Contrairement à ce qu’affirme le ministre, cette théorie a déjà été reprise à demi-mot, dans une circulaire du 30 septembre 2010 du ministère de l'Education nationale. Selon cette dernière, le chapitre intitulé « Devenir homme ou femme », au programme pour l’année 2011-2012, doit « affirmer que si l'identité sexuelle et les rôles sexuels dans la société avec leurs stéréotypes appartiennent à la sphère publique, l'orientation sexuelle fait partie, elle, de la sphère privée ».

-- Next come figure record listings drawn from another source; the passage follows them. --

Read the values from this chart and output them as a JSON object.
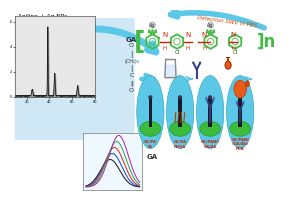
{
  "bg_color": "#ffffff",
  "cell_ellipse_color": "#5bc8e8",
  "cell_green_color": "#3dbb3d",
  "cell_dark_color": "#1a1a2e",
  "bottom_text": "Aniline + Ag NPs\nin 1 M HCl",
  "arrow_color_blue": "#5bc8e8",
  "detect_text": "Detection SWV in PBS :",
  "ga_label": "GA",
  "chem_color": "#44bb44",
  "red_label_color": "#cc2200",
  "orange_color": "#e85c1a",
  "lab_bg_color": "#b8ddf0",
  "xrd_bg": "#e8e8e8",
  "swv_bg": "#f0f8ff",
  "cell_labels": [
    "GC/PA\nNi",
    "GC/PA\nNi/GA",
    "GC/PANI/\nGA/Ab",
    "GC/PANI\n/GA/Ab/\nPCB"
  ]
}
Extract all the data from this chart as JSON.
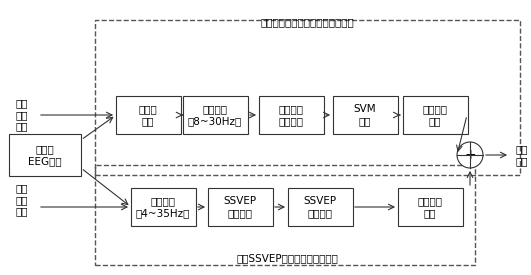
{
  "title_top": "基于运动想象的光标水平运动控制",
  "title_bottom": "基于SSVEP的光标垂直运动控制",
  "top_boxes": [
    "共平均\n参考",
    "带通滤波\n（8~30Hz）",
    "运动想象\n特征提取",
    "SVM\n分类",
    "水平坐标\n计算"
  ],
  "bottom_boxes": [
    "带通滤波\n（4~35Hz）",
    "SSVEP\n特征提取",
    "SSVEP\n频率识别",
    "垂直坐标\n计算"
  ],
  "left_label_top": "运动\n想象\n数据",
  "left_label_mid": "多通道\nEEG数据",
  "left_label_bot": "视觉\n注意\n数据",
  "output_label": "光标\n运动",
  "bg_color": "#ffffff",
  "box_edge": "#333333",
  "dashed_edge": "#555555",
  "arrow_color": "#333333",
  "font_size": 7.5,
  "label_font_size": 7.5
}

Pour l’égalité fille-garçon, pas pour la théorie du genre

Se défendant de toute tentation de dérive vers d’autres circulaires de ce type, le ministre de l’éducation s’est encore défendu : « Nous sommes pour l'égalité filles-garçons, pas pour la théorie du genre ». Les journalistes du « Talk » l’ont ensuite titillé en l’interrogeant sur un partenariat avec des associations LGBT (lesbiennes, gays, bi et trans) pour prévenir les discriminations, il a rétorqué: « Ce partenariat existe, il donne satisfaction. On a eu surtout, avec l'année difficile qu'on a vécue, beaucoup plus de souffrance chez les adolescents, de cas d'homophobie ». Puis a insisté : « C'est sept fois plus de suicides que chez les adolescents qui ont une sexualité disons moins difficile à vivre », en rappelant : « C'est notre responsabilité d'adulte, il faut veiller à protéger ces enfants d'un certain nombre de violences et de difficultés ».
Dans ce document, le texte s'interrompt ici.